Employment falls in October

by Mahesh Vyas

By mid-October, fast frequency indicators had signalled stagnation or a worsening of the labour markets in the month. We had reported on October 19 that the three key labour market ratios labour force participation rate, unemployment rate and employment rate had shown a slightly worsening trend until the third week ending in October. All the three ratios till then were a shade worse than their respective levels in September.

The fourth week that ended in October turned out to be better. Labour participation rate increased smartly and although the unemployment rate went up, it wasn’t high enough to stop the most important indicator, the employment rate, from registering a gain. The week ended November 1 continued on similar lines elevated labour participation rate and unemployment rate but still, a healthier employment rate. These improvements in the two most recent weeks moderated the impact of the initially declining trend on October’s labour data. But, they did not change the overall results of the month too much.

Provisional estimates for the month of October released on November 1 confirm that the period of smart recovery of May, June and July has run its course. August, September and October do not show any significant further recovery. And, the rebound so far falls short of reclaiming levels that prevailed before the lockdown.

October was a festival month and a kharif-crop harvest month. It was also a month of much electioneering in Bihar, Madhya Pradesh and also Uttar Pradesh. None of this could help improve the demand for labour.

Labour participation rate at 40.66 per cent in October 2020 was exactly what it was in September 2020. It was much lower than the 42.9 per cent it was a year ago in October 2019. For reference, the labour participation rate had never dropped below 42 per cent before the lockdown. So, the participation rate as of October 2020 continues to remain significantly lower than the levels seen till February 2020.

The labour participation rate had dropped by 7.08 percentage points in April. Between May and July it recovered 5.04 percentage points. But, it has made negligible further recovery in the last three months. India therefore still suffers a loss of nearly two percentage points in labour participation rates compared to pre-lockdown levels.
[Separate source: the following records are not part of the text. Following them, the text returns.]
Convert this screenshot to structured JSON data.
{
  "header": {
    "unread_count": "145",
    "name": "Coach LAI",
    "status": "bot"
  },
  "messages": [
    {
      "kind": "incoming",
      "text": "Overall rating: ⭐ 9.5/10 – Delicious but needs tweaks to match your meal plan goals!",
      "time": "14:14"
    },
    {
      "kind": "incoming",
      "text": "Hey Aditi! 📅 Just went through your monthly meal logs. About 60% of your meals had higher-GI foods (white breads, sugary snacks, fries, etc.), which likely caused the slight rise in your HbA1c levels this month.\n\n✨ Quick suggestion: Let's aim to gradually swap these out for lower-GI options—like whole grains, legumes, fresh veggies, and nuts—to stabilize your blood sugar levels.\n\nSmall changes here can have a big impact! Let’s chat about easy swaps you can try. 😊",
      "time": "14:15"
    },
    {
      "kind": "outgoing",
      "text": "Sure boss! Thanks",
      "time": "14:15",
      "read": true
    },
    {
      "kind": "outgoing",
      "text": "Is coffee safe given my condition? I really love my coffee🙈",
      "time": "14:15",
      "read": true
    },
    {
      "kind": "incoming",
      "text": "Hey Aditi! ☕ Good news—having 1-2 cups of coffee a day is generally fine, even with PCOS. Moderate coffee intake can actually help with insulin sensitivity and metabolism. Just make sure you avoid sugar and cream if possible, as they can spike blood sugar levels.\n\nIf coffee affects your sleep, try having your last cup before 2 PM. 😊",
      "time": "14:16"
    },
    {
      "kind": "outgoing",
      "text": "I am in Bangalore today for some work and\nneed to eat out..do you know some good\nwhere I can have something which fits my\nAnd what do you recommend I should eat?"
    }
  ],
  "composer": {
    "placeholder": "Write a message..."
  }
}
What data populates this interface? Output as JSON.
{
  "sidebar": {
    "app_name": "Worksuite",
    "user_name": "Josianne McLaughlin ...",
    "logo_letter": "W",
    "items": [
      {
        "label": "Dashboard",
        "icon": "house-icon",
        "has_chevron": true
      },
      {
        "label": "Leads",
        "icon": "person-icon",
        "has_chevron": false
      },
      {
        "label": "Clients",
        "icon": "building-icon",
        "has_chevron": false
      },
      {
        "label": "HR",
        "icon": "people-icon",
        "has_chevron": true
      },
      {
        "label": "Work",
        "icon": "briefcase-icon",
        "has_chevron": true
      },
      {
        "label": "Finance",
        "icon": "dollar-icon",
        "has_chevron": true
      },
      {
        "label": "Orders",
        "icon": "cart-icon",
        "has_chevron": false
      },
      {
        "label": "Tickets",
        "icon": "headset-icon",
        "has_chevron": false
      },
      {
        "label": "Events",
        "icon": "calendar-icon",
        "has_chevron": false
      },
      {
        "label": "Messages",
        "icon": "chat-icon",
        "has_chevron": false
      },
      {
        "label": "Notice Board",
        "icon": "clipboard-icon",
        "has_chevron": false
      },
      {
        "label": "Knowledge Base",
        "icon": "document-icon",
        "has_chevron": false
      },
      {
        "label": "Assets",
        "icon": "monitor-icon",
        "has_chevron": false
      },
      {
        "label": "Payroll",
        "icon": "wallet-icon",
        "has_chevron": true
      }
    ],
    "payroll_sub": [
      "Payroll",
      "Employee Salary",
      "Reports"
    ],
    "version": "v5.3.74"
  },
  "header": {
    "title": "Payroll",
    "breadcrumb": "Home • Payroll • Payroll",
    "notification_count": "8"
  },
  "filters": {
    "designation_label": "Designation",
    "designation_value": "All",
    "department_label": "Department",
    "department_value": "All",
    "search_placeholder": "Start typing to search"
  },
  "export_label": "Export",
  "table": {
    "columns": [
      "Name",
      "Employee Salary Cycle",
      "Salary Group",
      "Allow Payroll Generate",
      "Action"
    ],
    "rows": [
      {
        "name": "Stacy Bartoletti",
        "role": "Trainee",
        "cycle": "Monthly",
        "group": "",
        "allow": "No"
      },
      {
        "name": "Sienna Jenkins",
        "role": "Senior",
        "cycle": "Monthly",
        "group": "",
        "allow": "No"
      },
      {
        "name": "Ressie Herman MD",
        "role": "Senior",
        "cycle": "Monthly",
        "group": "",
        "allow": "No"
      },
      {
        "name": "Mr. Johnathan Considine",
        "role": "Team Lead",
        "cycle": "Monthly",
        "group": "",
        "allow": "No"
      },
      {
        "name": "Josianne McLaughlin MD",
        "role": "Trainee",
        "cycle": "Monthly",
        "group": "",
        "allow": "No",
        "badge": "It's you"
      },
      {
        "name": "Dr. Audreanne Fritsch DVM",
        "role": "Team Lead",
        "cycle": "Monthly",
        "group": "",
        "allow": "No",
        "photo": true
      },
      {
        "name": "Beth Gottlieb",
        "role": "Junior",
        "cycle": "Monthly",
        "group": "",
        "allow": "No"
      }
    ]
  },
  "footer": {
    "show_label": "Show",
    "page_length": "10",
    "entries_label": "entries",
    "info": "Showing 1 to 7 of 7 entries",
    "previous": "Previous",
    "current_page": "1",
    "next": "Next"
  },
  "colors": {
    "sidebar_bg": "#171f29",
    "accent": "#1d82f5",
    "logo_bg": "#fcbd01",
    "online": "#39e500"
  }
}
The unemployment rate had shot up from 7.6 per cent in 2019-20 to 23.5 per cent in April 2020. This was a sharp increase of 15.9 percentage points. This was reined in entirely during May, June and July. As a result, the unemployment rate in September and October has been lower than it was in any month since April 2019. The unemployment rate fell to 6.7 per cent in September 2020. However, it rose to 7 per cent in October. This is in line with the general worsening of labour market indicators in the month.

The employment rate also deteriorated in October. It fell from 38 per cent in September to 37.8 per cent in October. This is an outcome of a combination of a stagnant labour participation rate and an increase in the unemployment rate. The employment rate had shed a massive 12.2 percentage points in April. Much of this, 10.4 percentage points, was recovered during May, June and July. But, after that, the recovery has been negligible. The employment rate in October 2020 at 37.8 per cent was 1.56 percentage points lower than it was in 2019-20.

This fall of 1.56 percentage points is not entirely extraordinary as it is likely to reflect a trend of falling employment rates independent of the lockdown. The employment rate has been falling every year since 2016-17. It fell by 1.13 percentage points in 2017-18, then by 1.46 percentage points in 2018-19 and by 0.46 percentage points in 2019-20. If this trend were to continue, 2020-21 would see another fall of about one percentage point in the employment rate even if there was no lockdown. Implicitly, during the first seven months of the year it could have seen a 55 basis points fall. The 156 basis points fall seen so far in the year is a much bigger fall than can be explained, prima facie, by the falling trend. The momentum to bridge this large gap seems to have been exhausted.

Fatigue in the recovery is best reflected in the aggregate employment data. October 2020 is the first month since the recovery began in May that has recorded a fall in employment. The fall is relatively small at 0.55 million. Yet, what is significant is that the process of recovery of jobs that was robust during May, June and July and which slowed down in August and September now has reversed into a fall in employment in October. Of the 121 million jobs lost in April, 110 million jobs came back during May, June and July. Then, August and September saw the addition of only 5 million jobs. Now, October recorded the first fall since the recovery began.

This fall in employment came when demand for employment was rising. The count of the unemployed who were willing to work increased by 12 million in October.